As várias hipóteses que a Comissão Europeia tem sob a mesa são identificadas por um artigo do Bruegel, um think tank europeu que estuda temas económicos europeus, assinado por Grégory Claeys e Antoine Mathieu Collin. A premissa é a de que o Governo vai construir um OE 2019 com um défice orçamental de 2,4%, acima dos 0,8% que o anterior Executivo tinha fixado no Programa de Estabilidade 2018-2022. Apesar de cumprir a regra geral de um défice inferior a 3%, a estratégia italiana levanta outros problemas.

A forma imediata de condicionar Itália já tem sido usada. As declarações dos dirigentes da Comissão Europeia em público ou através da carta que enviaram ao ministro das Finanças, Giovanni Tria, soaram os alarmes dos mercados. Ao pedirem um "prémio" mais elevado para comprarem dívida pública italiana, os investidores dificultam o financiamento de Itália, além de agravarem o seu custo, o que criará ainda mais pressão no défice orçamental. Este método pode já ter tido um efeito: o Governo tinha planeado um défice de 2,4% nos próximos três anos, mas decidiu baixar a meta em 2020 e 2021, o que foi interpretado como uma cedência

Não é o défice, é a dívida
O défice orçamental não é, em si, o grande problema das instituições europeias, mas sim o seu impacto na evolução do rácio da dívida pública. Itália tem a segunda maior dívida da Zona Euro. Para esse rácio conta de forma determinante o crescimento económico e é aí que também há divergências: ainda esta terça-feira o Fundo Monetário Internacional reviu em baixa o crescimento económico de Itália para 1,2% em 2018 e 1% em 2019, números que contrastam com a expectativa do Governo italiano de que a economia irá acelerar 1,5% no próximo ano.

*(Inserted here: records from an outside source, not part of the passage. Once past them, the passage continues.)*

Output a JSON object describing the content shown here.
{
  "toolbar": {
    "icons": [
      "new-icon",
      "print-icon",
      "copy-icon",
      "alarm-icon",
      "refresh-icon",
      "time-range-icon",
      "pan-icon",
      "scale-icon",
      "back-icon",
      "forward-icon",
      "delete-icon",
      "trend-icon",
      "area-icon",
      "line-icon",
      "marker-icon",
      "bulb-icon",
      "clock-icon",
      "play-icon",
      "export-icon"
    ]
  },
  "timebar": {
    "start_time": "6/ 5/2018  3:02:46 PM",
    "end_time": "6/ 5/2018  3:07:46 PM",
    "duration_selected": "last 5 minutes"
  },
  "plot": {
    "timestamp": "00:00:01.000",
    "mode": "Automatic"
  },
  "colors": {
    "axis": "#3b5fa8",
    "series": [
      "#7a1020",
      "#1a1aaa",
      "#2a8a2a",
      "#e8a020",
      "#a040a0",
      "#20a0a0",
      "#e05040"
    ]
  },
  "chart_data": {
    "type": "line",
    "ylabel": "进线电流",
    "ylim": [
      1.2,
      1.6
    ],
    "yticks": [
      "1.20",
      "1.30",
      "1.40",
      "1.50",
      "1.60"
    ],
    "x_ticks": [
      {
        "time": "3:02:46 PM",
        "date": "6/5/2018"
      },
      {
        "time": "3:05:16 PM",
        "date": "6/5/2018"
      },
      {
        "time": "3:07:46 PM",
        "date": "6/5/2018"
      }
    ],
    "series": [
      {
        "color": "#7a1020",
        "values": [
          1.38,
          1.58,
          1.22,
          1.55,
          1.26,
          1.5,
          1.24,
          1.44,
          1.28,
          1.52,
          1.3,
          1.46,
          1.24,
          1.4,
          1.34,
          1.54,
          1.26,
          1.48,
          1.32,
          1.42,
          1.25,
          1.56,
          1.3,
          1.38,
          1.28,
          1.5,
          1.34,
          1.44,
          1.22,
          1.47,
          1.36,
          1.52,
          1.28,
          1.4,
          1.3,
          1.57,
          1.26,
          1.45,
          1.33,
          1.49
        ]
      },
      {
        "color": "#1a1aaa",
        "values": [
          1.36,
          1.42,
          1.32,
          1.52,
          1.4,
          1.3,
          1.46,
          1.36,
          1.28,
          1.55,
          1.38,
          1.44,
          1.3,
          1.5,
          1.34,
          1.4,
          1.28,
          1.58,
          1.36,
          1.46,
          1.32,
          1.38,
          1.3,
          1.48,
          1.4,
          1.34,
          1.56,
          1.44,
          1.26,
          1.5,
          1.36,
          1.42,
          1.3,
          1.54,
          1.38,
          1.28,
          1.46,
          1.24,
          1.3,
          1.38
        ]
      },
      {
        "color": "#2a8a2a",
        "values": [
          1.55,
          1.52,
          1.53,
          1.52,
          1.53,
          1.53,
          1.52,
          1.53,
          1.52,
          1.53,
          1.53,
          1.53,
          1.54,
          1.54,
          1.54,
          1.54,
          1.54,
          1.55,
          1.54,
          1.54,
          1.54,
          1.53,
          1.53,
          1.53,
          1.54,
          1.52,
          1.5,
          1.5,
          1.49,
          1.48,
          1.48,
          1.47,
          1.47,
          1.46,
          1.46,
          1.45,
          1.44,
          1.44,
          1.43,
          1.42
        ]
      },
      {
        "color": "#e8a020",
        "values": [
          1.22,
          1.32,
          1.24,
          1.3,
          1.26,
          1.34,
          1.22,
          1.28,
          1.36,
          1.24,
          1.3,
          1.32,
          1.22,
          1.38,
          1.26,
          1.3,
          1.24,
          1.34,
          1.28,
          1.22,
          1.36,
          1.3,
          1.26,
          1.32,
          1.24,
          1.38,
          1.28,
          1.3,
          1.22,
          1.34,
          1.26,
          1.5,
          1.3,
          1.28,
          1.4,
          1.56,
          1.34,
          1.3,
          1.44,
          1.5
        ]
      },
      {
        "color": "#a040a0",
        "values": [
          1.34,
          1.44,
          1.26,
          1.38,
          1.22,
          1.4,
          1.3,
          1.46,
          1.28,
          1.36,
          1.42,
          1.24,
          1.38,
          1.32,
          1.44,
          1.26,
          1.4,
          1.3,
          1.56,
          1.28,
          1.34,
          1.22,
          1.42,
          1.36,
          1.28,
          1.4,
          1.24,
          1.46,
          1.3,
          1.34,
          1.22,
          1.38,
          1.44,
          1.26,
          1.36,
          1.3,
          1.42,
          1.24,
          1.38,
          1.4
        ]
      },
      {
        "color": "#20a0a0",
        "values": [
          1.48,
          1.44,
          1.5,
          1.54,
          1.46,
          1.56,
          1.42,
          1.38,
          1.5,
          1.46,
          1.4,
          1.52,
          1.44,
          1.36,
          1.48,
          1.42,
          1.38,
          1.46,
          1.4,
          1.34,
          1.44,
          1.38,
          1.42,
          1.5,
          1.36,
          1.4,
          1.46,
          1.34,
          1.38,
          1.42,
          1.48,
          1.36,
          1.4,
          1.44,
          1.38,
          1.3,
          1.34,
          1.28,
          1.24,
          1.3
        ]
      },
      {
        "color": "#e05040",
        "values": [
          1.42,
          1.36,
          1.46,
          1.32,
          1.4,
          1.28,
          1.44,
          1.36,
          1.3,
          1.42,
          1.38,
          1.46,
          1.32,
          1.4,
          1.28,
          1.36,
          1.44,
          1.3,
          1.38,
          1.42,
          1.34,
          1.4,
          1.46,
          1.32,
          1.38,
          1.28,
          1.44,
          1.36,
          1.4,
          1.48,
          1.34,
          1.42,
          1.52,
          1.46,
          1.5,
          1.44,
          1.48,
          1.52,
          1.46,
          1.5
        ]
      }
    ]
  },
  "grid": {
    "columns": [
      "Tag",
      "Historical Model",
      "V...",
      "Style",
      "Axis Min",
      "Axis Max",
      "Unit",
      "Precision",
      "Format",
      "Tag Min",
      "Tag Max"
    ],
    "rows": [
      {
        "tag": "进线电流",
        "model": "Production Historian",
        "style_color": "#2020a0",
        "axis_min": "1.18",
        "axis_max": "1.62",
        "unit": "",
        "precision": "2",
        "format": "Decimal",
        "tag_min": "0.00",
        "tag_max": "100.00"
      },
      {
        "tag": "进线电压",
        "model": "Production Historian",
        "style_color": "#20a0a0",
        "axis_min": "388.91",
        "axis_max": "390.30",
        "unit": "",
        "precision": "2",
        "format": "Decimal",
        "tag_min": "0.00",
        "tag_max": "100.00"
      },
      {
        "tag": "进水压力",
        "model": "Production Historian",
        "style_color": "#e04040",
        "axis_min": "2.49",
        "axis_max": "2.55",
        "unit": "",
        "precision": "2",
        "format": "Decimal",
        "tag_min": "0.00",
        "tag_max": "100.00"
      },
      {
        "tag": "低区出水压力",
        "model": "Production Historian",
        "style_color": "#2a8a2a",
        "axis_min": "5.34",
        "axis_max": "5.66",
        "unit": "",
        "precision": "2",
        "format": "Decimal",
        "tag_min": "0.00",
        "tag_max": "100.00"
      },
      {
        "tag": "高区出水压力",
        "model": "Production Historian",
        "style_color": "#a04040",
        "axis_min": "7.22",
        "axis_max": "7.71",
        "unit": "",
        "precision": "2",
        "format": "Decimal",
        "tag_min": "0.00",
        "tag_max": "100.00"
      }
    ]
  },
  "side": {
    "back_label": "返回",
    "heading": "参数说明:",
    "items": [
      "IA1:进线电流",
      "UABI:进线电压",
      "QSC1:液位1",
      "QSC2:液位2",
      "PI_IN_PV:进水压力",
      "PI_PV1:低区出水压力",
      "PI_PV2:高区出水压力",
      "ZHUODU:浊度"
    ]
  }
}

"Mesmo se o maior défice tiver um efeito de estímulo, no curto prazo, sobre a economia italiana, que continua a crescer abaixo do seu potencial, a previsão do Governo para o crescimento económico parece ser bem optimista", escrevem os autores do artigo do Bruegel, referindo que, se o PIB não evoluir como planeado, a dívida pública pode estagnar ou até aumentar nos próximos anos. O aumento do custo do financiamento e o aperto das condições monetárias na Zona Euro podem contribuir para o falhanço das previsões.

Para já espera-se o momento em que o Governo italiano vai entregar o OE 2019 a Bruxelas no dia 15, tal como acontece com os outros Estados-membros da Zona Euro. Se a Comissão Europeia identificar problemas sérios no cumprimento das regras poderá exigir a reformulação do documento no prazo de três semanas. Isto significaria que o braço-de-ferro entre as duas partes começaria cedo. No final de Novembro, Bruxelas fará a avaliação final do Orçamento.

Se o Executivo transalpino não for ao encontro das recomendações da Comissão, existem regras que podem ser accionadas para estimular o país a fazê-lo. Em causa está o famoso Pacto de Estabilidade e Crescimento e os braços preventivos e correctivos. Ambos os níveis podem ser accionados no caso de Itália, segundo o Bruegel. E as regras europeias são amplas o suficiente para abarcar várias possibilidades consoante as decisões políticas do momento. 

O braço preventivo
A primeira opção passa por abrir um processo de sanções por incumprimento do Objectivo de Médio Prazo (OMP) que, no caso de Itália, é um saldo estrutural de 0%. Em 2019, o ajustamento estrutural deveria ser de 0,6%, nas contas de Bruxelas, mas o Governo já admitiu que vai falhar essa intenção, agravando o défice estrutural em 0,8 pontos percentuais no próximo ano. Existe ainda a regra que limita o crescimento da despesa. Caso uma destas regras seja violada, Bruxelas pode abrir um procedimento por desvio significativo, mas tal só deverá acontecer depois dos factos acontecerem e não antes, o que poderá fazer com que o processo só comece em 2020 quando o Eurostat apurar as contas nacionais de 2019.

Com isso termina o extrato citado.